The bells continue reverberating throughout the hall as I experience a profound stillness. Feeling almost “one” with the cushion, I start getting the overwhelming sense that my physical body is not “me” because I don’t actually feel it.
Then, all of a sudden, a rush of energy shoots up through me, like the feeling you get as you start lifting out of your seat on a roller coaster. It feels like I’m about to “take off,” and I immediately recognize it as the same sensation I used to get as a child right before I felt like I somehow “lifted out” of my body.
HOLY SHIT. STAY GROUNDED. THIS ISN’T NORMAL!
(Panicking. Panicking.)
My eyes pop open. My heart starts racing. Gazing around the room, I see it’s all still there. I’m still there. I haven’t actually “gone” anywhere.
I’m OK….Stay connected with the breath. Everything’s going to be OK.
Eyes still open, I look down at my body. I’m aware it’s there, but I still don’t feel it. And the usual non-effort it takes to move my hand doesn’t budge a muscle.
Another pang of fear shoots up through the front of my torso as my mind flashes back to being a young girl around eight or nine years old.
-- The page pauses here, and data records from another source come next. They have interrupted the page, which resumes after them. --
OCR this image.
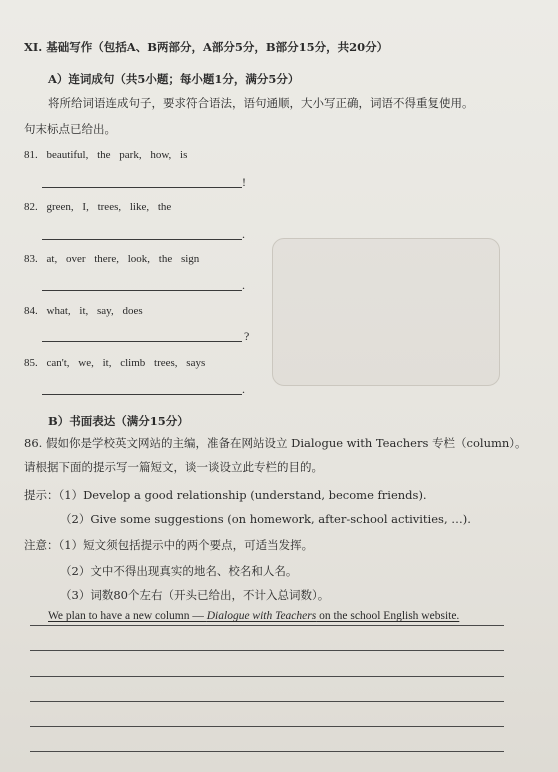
XI. 基础写作（包括A、B两部分，A部分5分，B部分15分，共20分）
A）连词成句（共5小题；每小题1分，满分5分）
将所给词语连成句子，要求符合语法，语句通顺，大小写正确，词语不得重复使用。
句末标点已给出。
81. beautiful, the park, how, is
!
82. green, I, trees, like, the
.
83. at, over there, look, the sign
.
84. what, it, say, does
?
85. can't, we, it, climb trees, says
.
B）书面表达（满分15分）
86. 假如你是学校英文网站的主编，准备在网站设立 Dialogue with Teachers 专栏（column）。
请根据下面的提示写一篇短文，谈一谈设立此专栏的目的。
提示：（1）Develop a good relationship (understand, become friends).
（2）Give some suggestions (on homework, after-school activities, …).
注意：（1）短文须包括提示中的两个要点，可适当发挥。
（2）文中不得出现真实的地名、校名和人名。
（3）词数80个左右（开头已给出，不计入总词数）。
We plan to have a new column — Dialogue with Teachers on the school English website.
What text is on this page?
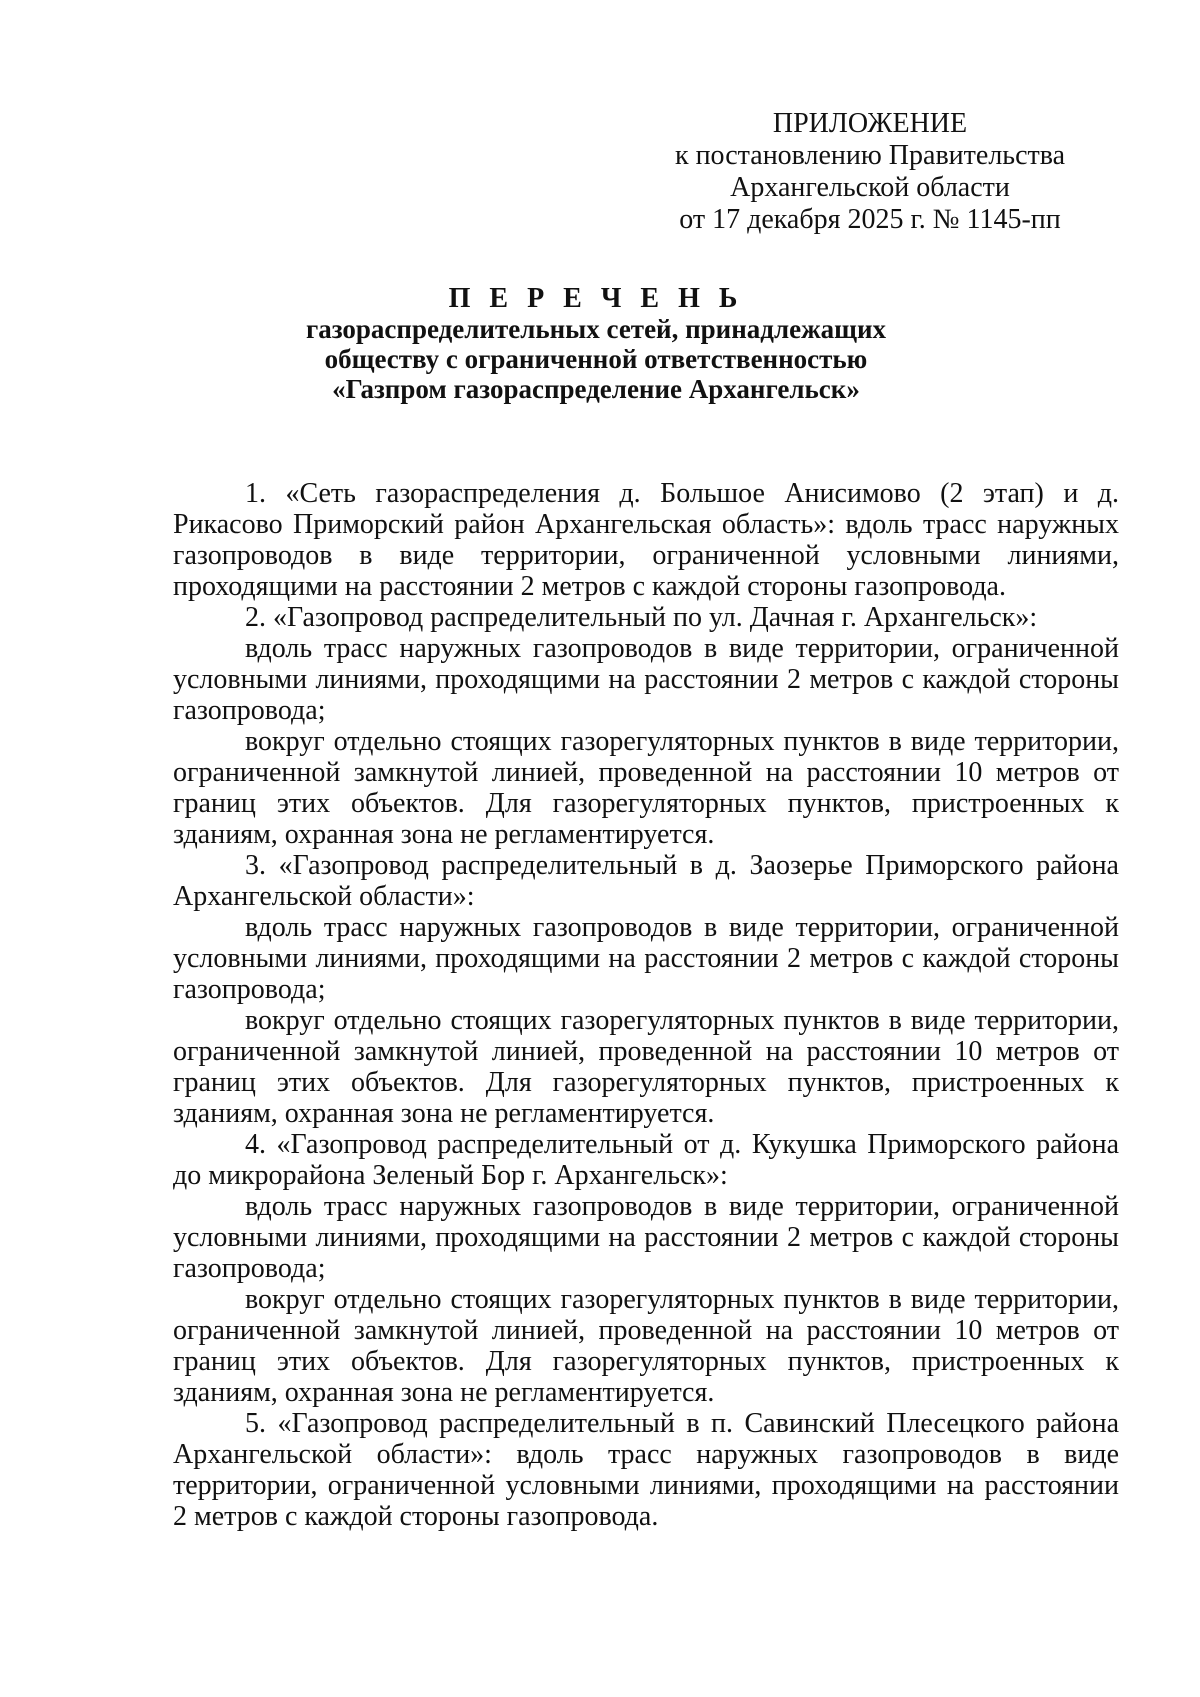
ПРИЛОЖЕНИЕ
к постановлению Правительства
Архангельской области
от 17 декабря 2025 г. № 1145-пп
П Е Р Е Ч Е Н Ь
газораспределительных сетей, принадлежащих
обществу с ограниченной ответственностью
«Газпром газораспределение Архангельск»

1. «Сеть газораспределения д. Большое Анисимово (2 этап) и д. Рикасово Приморский район Архангельская область»: вдоль трасс наружных газопроводов в виде территории, ограниченной условными линиями, проходящими на расстоянии 2 метров с каждой стороны газопровода.

2. «Газопровод распределительный по ул. Дачная г. Архангельск»:

вдоль трасс наружных газопроводов в виде территории, ограниченной условными линиями, проходящими на расстоянии 2 метров с каждой стороны газопровода;

вокруг отдельно стоящих газорегуляторных пунктов в виде территории, ограниченной замкнутой линией, проведенной на расстоянии 10 метров от границ этих объектов. Для газорегуляторных пунктов, пристроенных к зданиям, охранная зона не регламентируется.

3. «Газопровод распределительный в д. Заозерье Приморского района Архангельской области»:

вдоль трасс наружных газопроводов в виде территории, ограниченной условными линиями, проходящими на расстоянии 2 метров с каждой стороны газопровода;

вокруг отдельно стоящих газорегуляторных пунктов в виде территории, ограниченной замкнутой линией, проведенной на расстоянии 10 метров от границ этих объектов. Для газорегуляторных пунктов, пристроенных к зданиям, охранная зона не регламентируется.

4. «Газопровод распределительный от д. Кукушка Приморского района до микрорайона Зеленый Бор г. Архангельск»:

вдоль трасс наружных газопроводов в виде территории, ограниченной условными линиями, проходящими на расстоянии 2 метров с каждой стороны газопровода;

вокруг отдельно стоящих газорегуляторных пунктов в виде территории, ограниченной замкнутой линией, проведенной на расстоянии 10 метров от границ этих объектов. Для газорегуляторных пунктов, пристроенных к зданиям, охранная зона не регламентируется.

5. «Газопровод распределительный в п. Савинский Плесецкого района Архангельской области»: вдоль трасс наружных газопроводов в виде территории, ограниченной условными линиями, проходящими на расстоянии 2 метров с каждой стороны газопровода.
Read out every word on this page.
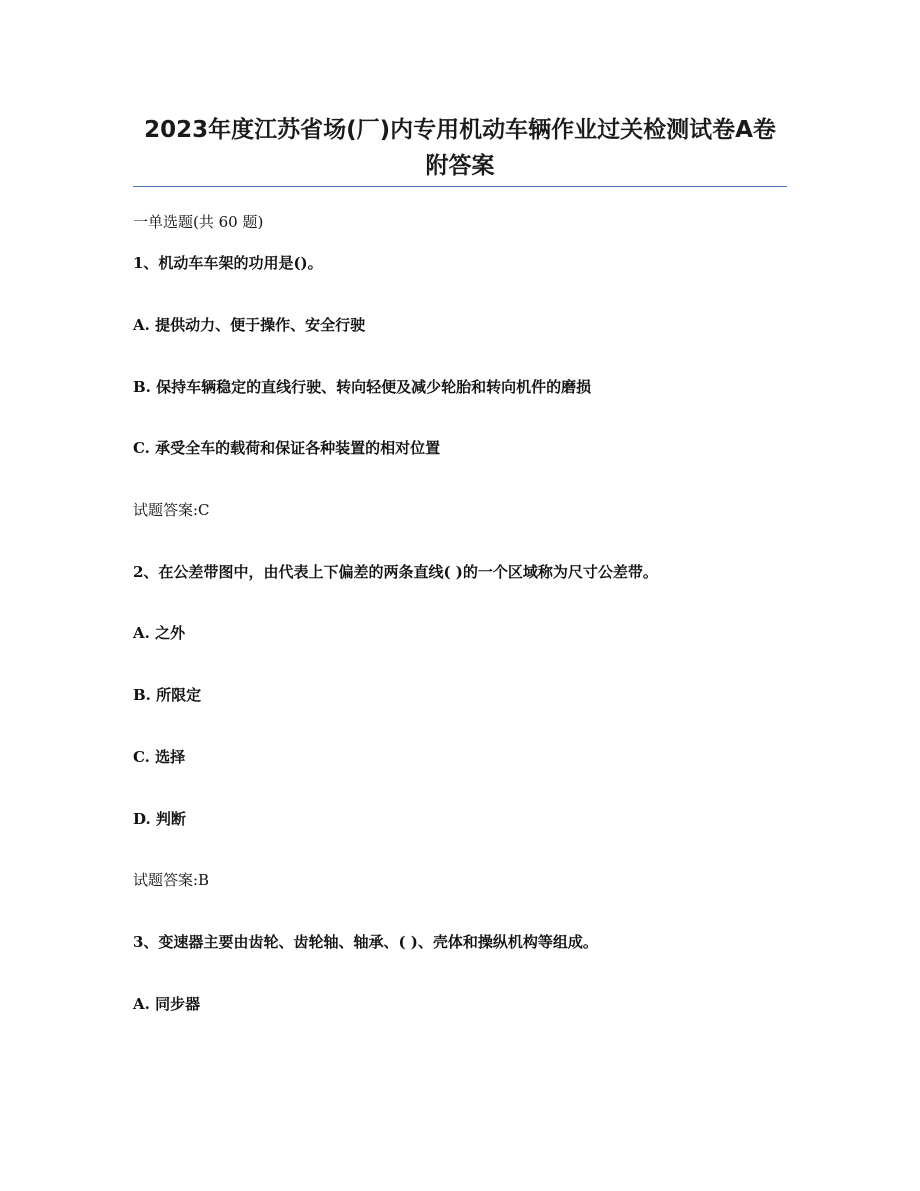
2023年度江苏省场(厂)内专用机动车辆作业过关检测试卷A卷附答案
一单选题(共 60 题)
1、机动车车架的功用是()。
A. 提供动力、便于操作、安全行驶
B. 保持车辆稳定的直线行驶、转向轻便及减少轮胎和转向机件的磨损
C. 承受全车的载荷和保证各种装置的相对位置
试题答案:C
2、在公差带图中，由代表上下偏差的两条直线( )的一个区域称为尺寸公差带。
A. 之外
B. 所限定
C. 选择
D. 判断
试题答案:B
3、变速器主要由齿轮、齿轮轴、轴承、( )、壳体和操纵机构等组成。
A. 同步器
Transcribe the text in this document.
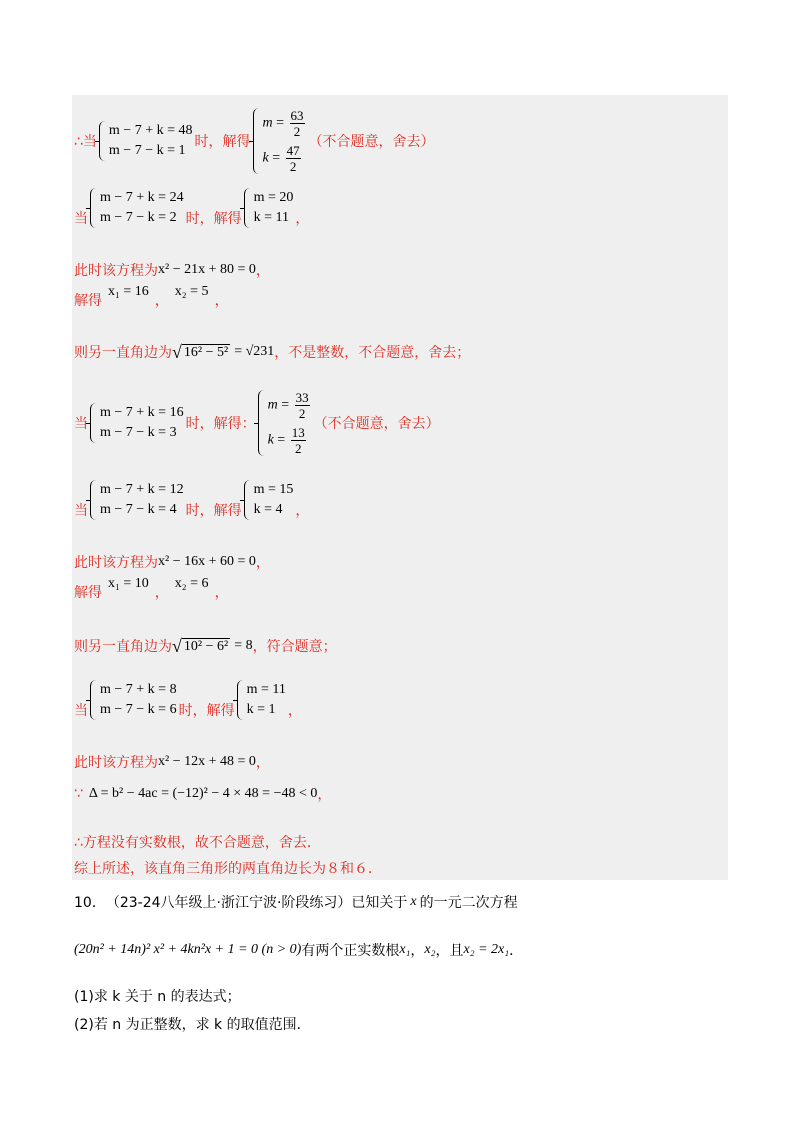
∴当
m − 7 + k = 48
m − 7 − k = 1
时，解得
$m = \frac{63}{2}$
$k = \frac{47}{2}$
（不合题意，舍去）
当
m − 7 + k = 24
m − 7 − k = 2 时，解得
m = 20
k = 11 ，
此时该方程为 x² − 21x + 80 = 0 ，
解得
x₁ = 16
，
x₂ = 5
，
则另一直角边为 √ 16² − 5² = √231 ，不是整数，不合题意，舍去；
当
m − 7 + k = 16
m − 7 − k = 3
时，解得：
$m = \frac{33}{2}$
$k = \frac{13}{2}$
（不合题意，舍去）
当
m − 7 + k = 12
m − 7 − k = 4 时，解得
m = 15
k = 4 ，
此时该方程为 x² − 16x + 60 = 0 ，
解得
x₁ = 10
，
x₂ = 6
，
则另一直角边为 √ 10² − 6² = 8 ，符合题意；
当
m − 7 + k = 8
m − 7 − k = 6 时，解得
m = 11
k = 1 ，
此时该方程为 x² − 12x + 48 = 0 ，
∵ Δ = b² − 4ac = (−12)² − 4 × 48 = −48 < 0 ，
∴方程没有实数根，故不合题意，舍去．
综上所述，该直角三角形的两直角边长为８和６．
10． （23-24八年级上·浙江宁波·阶段练习）已知关于 x 的一元二次方程
(20n² + 14n)² x² + 4kn²x + 1 = 0 (n > 0) 有两个正实数根 x₁ ， x₂ ，且 x₂ = 2x₁ ．
(1)求 k 关于 n 的表达式；
(2)若 n 为正整数，求 k 的取值范围．
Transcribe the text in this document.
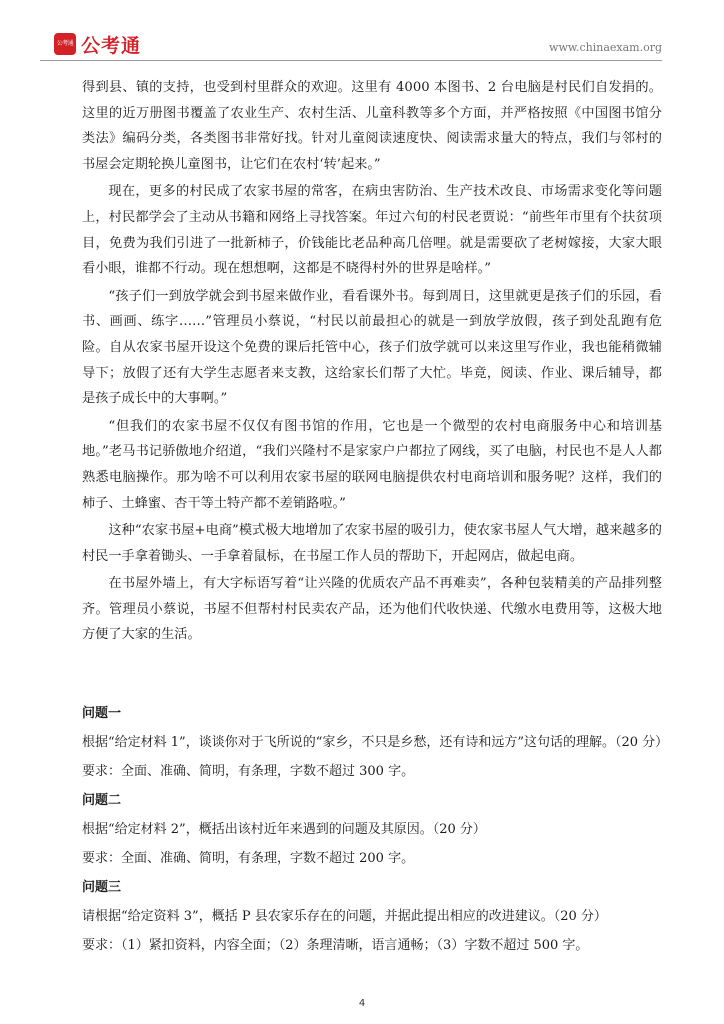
公考通 公考通	www.chinaexam.org

得到县、镇的支持，也受到村里群众的欢迎。这里有 4000 本图书、2 台电脑是村民们自发捐的。这里的近万册图书覆盖了农业生产、农村生活、儿童科教等多个方面，并严格按照《中国图书馆分类法》编码分类，各类图书非常好找。针对儿童阅读速度快、阅读需求量大的特点，我们与邻村的书屋会定期轮换儿童图书，让它们在农村‘转’起来。”

现在，更多的村民成了农家书屋的常客，在病虫害防治、生产技术改良、市场需求变化等问题上，村民都学会了主动从书籍和网络上寻找答案。年过六旬的村民老贾说：“前些年市里有个扶贫项目，免费为我们引进了一批新柿子，价钱能比老品种高几倍哩。就是需要砍了老树嫁接，大家大眼看小眼，谁都不行动。现在想想啊，这都是不晓得村外的世界是啥样。”

“孩子们一到放学就会到书屋来做作业，看看课外书。每到周日，这里就更是孩子们的乐园，看书、画画、练字……”管理员小蔡说，“村民以前最担心的就是一到放学放假，孩子到处乱跑有危险。自从农家书屋开设这个免费的课后托管中心，孩子们放学就可以来这里写作业，我也能稍微辅导下；放假了还有大学生志愿者来支教，这给家长们帮了大忙。毕竟，阅读、作业、课后辅导，都是孩子成长中的大事啊。”

“但我们的农家书屋不仅仅有图书馆的作用，它也是一个微型的农村电商服务中心和培训基地。”老马书记骄傲地介绍道，“我们兴隆村不是家家户户都拉了网线，买了电脑，村民也不是人人都熟悉电脑操作。那为啥不可以利用农家书屋的联网电脑提供农村电商培训和服务呢？这样，我们的柿子、土蜂蜜、杏干等土特产都不差销路啦。”

这种“农家书屋+电商”模式极大地增加了农家书屋的吸引力，使农家书屋人气大增，越来越多的村民一手拿着锄头、一手拿着鼠标，在书屋工作人员的帮助下，开起网店，做起电商。

在书屋外墙上，有大字标语写着“让兴隆的优质农产品不再难卖”，各种包装精美的产品排列整齐。管理员小蔡说，书屋不但帮村村民卖农产品，还为他们代收快递、代缴水电费用等，这极大地方便了大家的生活。

问题一
根据“给定材料 1”，谈谈你对于飞所说的“家乡，不只是乡愁，还有诗和远方”这句话的理解。（20 分）
要求：全面、准确、简明，有条理，字数不超过 300 字。
问题二
根据“给定材料 2”，概括出该村近年来遇到的问题及其原因。（20 分）
要求：全面、准确、简明，有条理，字数不超过 200 字。
问题三
请根据“给定资料 3”，概括 P 县农家乐存在的问题，并据此提出相应的改进建议。（20 分）
要求：（1）紧扣资料，内容全面；（2）条理清晰，语言通畅；（3）字数不超过 500 字。
4
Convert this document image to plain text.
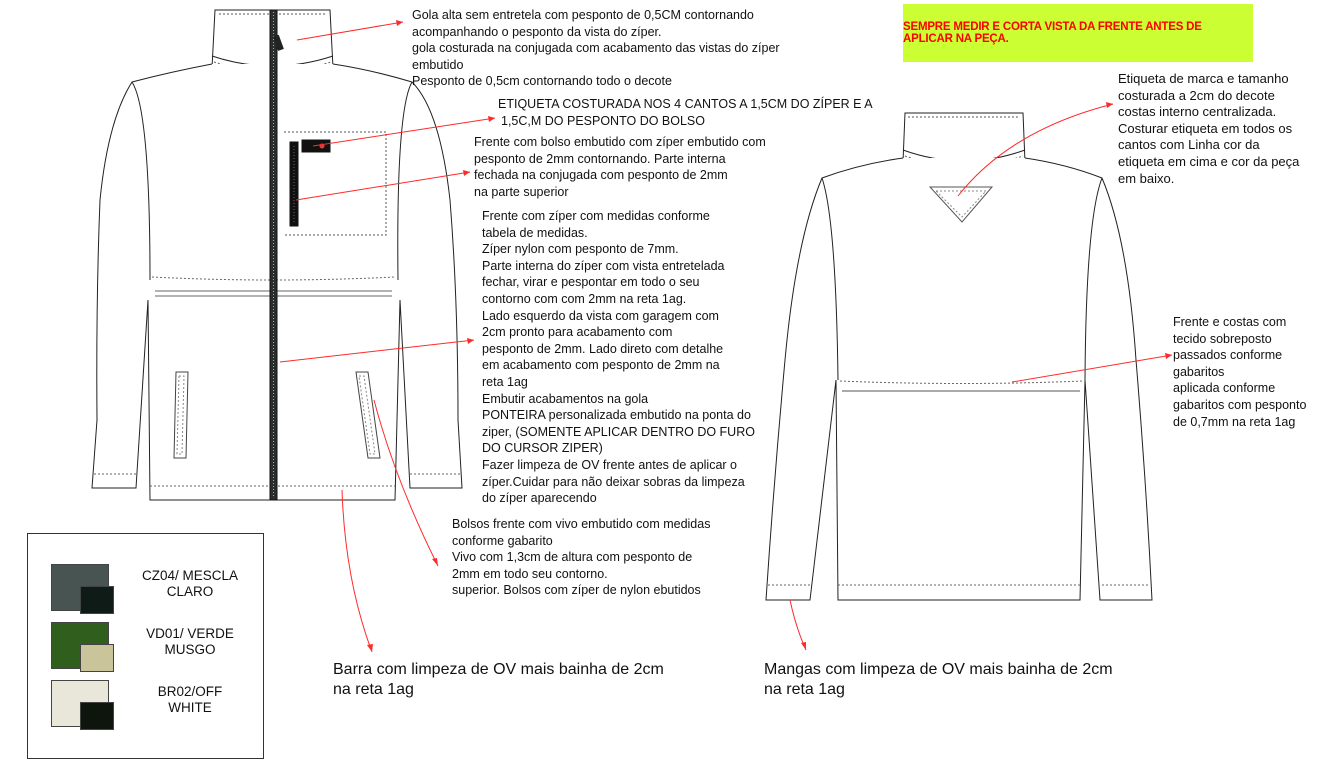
SEMPRE MEDIR E CORTA VISTA DA FRENTE ANTES DE APLICAR NA PEÇA.
Gola alta sem entretela com pesponto de 0,5CM contornando
acompanhando o pesponto da vista do zíper.
gola costurada na conjugada com acabamento das vistas do zíper
embutido
Pesponto de 0,5cm contornando todo o decote
ETIQUETA COSTURADA NOS 4 CANTOS A 1,5CM DO ZÍPER E A
1,5C,M DO PESPONTO DO BOLSO
Frente com bolso embutido com zíper embutido com
pesponto de 2mm contornando. Parte interna
fechada na conjugada com pesponto de 2mm
na parte superior
Frente com zíper com medidas conforme
tabela de medidas.
Zíper nylon com pesponto de 7mm.
Parte interna do zíper com vista entretelada
fechar, virar e pespontar em todo o seu
contorno com com 2mm na reta 1ag.
Lado esquerdo da vista com garagem com
2cm pronto para acabamento com
pesponto de 2mm. Lado direto com detalhe
em acabamento com pesponto de 2mm na
reta 1ag
Embutir acabamentos na gola
PONTEIRA personalizada embutido na ponta do
ziper, (SOMENTE APLICAR DENTRO DO FURO
DO CURSOR ZIPER)
Fazer limpeza de OV frente antes de aplicar o
zíper.Cuidar para não deixar sobras da limpeza
do zíper aparecendo
Bolsos frente com vivo embutido com medidas
conforme gabarito
Vivo com 1,3cm de altura com pesponto de
2mm em todo seu contorno.
superior. Bolsos com zíper de nylon ebutidos
Etiqueta de marca e tamanho
costurada a 2cm do decote
costas interno centralizada.
Costurar etiqueta em todos os
cantos com Linha cor da
etiqueta em cima e cor da peça
em baixo.
Frente e costas com
tecido sobreposto
passados conforme
gabaritos
aplicada conforme
gabaritos com pesponto
de 0,7mm na reta 1ag
Barra com limpeza de OV mais bainha de 2cm
na reta 1ag
Mangas com limpeza de OV mais bainha de 2cm
na reta 1ag
CZ04/ MESCLA
CLARO
VD01/ VERDE
MUSGO
BR02/OFF
WHITE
Recurring experiences, similar to this moment, used to happen fairly regularly back then. When I started to fall asleep at night, it felt like “I” somehow left my body—and when I eventually felt “back in my body,” I remember often not being able to move. I felt paralyzed, unable to call out for help for what seemed like hours before I regained control. I was terrified. These occurrences eventually stopped, and I haven’t experienced anything like them since.
That is, until this moment.
I see how this meditation has helped me “let go” in a new way, and I sense that a part of me is clearly afraid, traumatized by the similar experiences I had at such a young age with no method for coping. But despite any fear that might have been kicked up, there’s a part of me that’s also feeling curious.